Wednesday, February 12, 2014

Is the cold weather this winter going to help with our invasive insect pests?

Woke up this morning to the third blast or arctic air that has gripped our region this winter.  As I write this it is a chilly 5 degrees, was minus 1 F when I woke up.  Scientists are calling this the Arctic Vortex.  So can these frigid temperatures help control some of our most problematic insect pests?  Extreme winter temperatures are one of nature’s ways of controlling animal populations and distribution.  

Many animals, including insects, have developed adaptations to survive extreme conditions, some migrate, others grow thicker fur, still others hibernate.  Many insects and other arthropods have adapted to survive freezing temperatures by producing and storing their own internal antifreeze, elthylene glycol.  Invasive forest insects thrive in woods because they been introduced into an environment with no natural controls.  Being introduced into foreign countries their populations grow unchecked since the natural controls found in their native lands are not present.

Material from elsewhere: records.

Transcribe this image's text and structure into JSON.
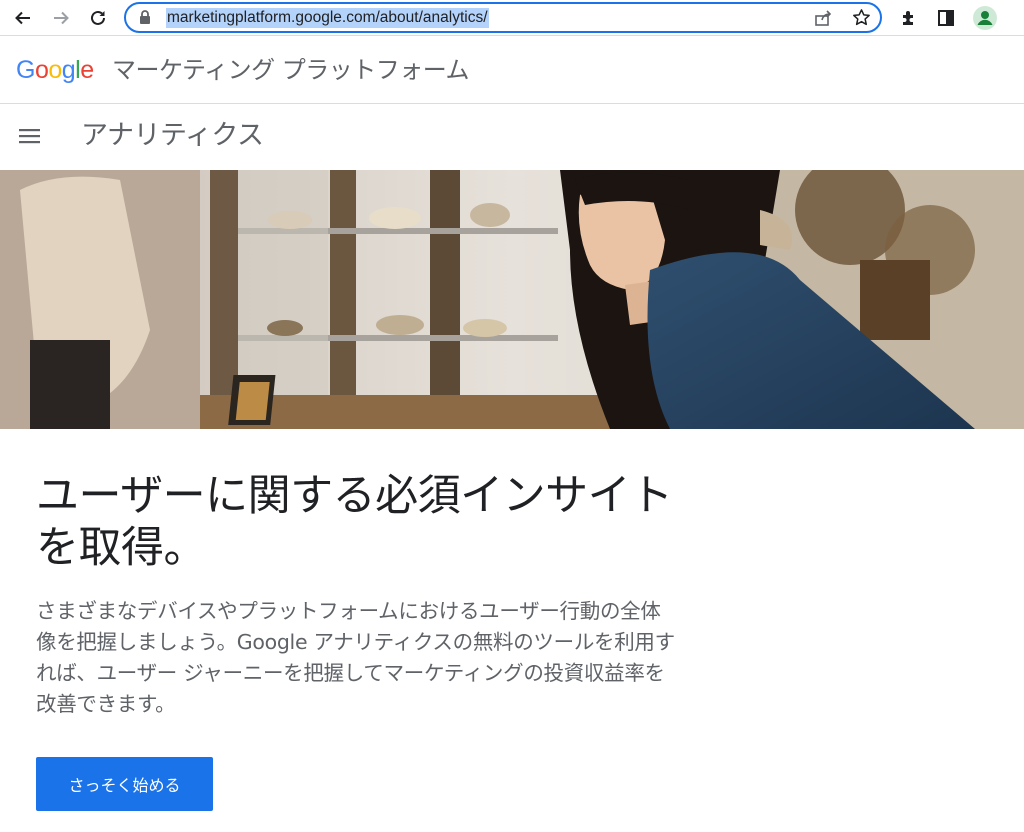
{
  "browser": {
    "url": "marketingplatform.google.com/about/analytics/",
    "icons": [
      "back-icon",
      "forward-icon",
      "reload-icon",
      "lock-icon",
      "share-icon",
      "star-icon",
      "extensions-icon",
      "side-panel-icon",
      "profile-icon"
    ]
  },
  "header": {
    "logo": "Google",
    "product": "マーケティング プラットフォーム"
  },
  "subnav": {
    "title": "アナリティクス"
  },
  "main": {
    "headline": "ユーザーに関する必須インサイトを取得。",
    "description": "さまざまなデバイスやプラットフォームにおけるユーザー行動の全体像を把握しましょう。Google アナリティクスの無料のツールを利用すれば、ユーザー ジャーニーを把握してマーケティングの投資収益率を改善できます。",
    "cta_label": "さっそく始める"
  },
  "colors": {
    "accent": "#1a73e8",
    "google_blue": "#4285f4",
    "google_red": "#ea4335",
    "google_yellow": "#fbbc05",
    "google_green": "#34a853"
  }
}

Invasive insects that have evolved in warmer climates aren't likely to survive in extreme winter cold.  Although complete mortality isn't likely, I would expect to see a temporary decline in number of some species like hemlock wooly adelgid for example.  The real question is....How cold is cold enough to really affect these invasive populations in Pennsylvania?  I provided some answers below.  Looks like we may have impacted hemlock wooly adelgid some but the emerald ash borer needs much colder temperatures to cause mortality, closer to -13 degrees F.

Cold Hardiness of Emerald Ash Borer, A New Perspective (USDA Forest Service)
"Naturally infested logs were held outdoors in St. Paul, MN (low winter air temp = -18°F) and near Grand Rapids, MN (-29°F) for ca. 5.5 weeks. Approximately 40% of larvae from logs in St. Paul were inactive or brown, both evidence of death; approximately 90% of larvae from logs near Grand Rapids"
Cold Snap is no Snow Day for Emerald Ash Borer Management (University of Minnesota Extension 2014) 
"Data collected from the winters of 2009-2012 indicate that a substantial fraction of emerald ash borer larvae may die as temperatures fall below -20°F. At that temperature, mortality should be about 50%. Mortality rates increase quickly to about 90% as temperatures approach -30°F."  

Regional Responses of Hemlock Wooly Adelgid to Low Temperatures (Entomological Society of America)
"For all months and sites, mortality increased as temperature decreased, and no survival occurred among those from the Central and Southern sites exposed to −22 and −31°F.  In January and February, ≤3% of the adelgids collected from the Northern site survived −22°F, and none survived −31°F in January or March.  In Northern sites only 14% survived exposure to 5°F in March.  In all sites the actual percentage of adelgids that survived after exposure to 5°F decreased 50–60% from January to March."

Science Friday (Jan 10, 2014) produced a radio interview with US Forest Service research biologist, Rob Venette.
"Colder winter weather may have you bundling up, but it can be really bad news for some invasive insects. Research biologist Rob Venette discusses which invasive insects may not make it through the winter and how climate change has affected their distribution."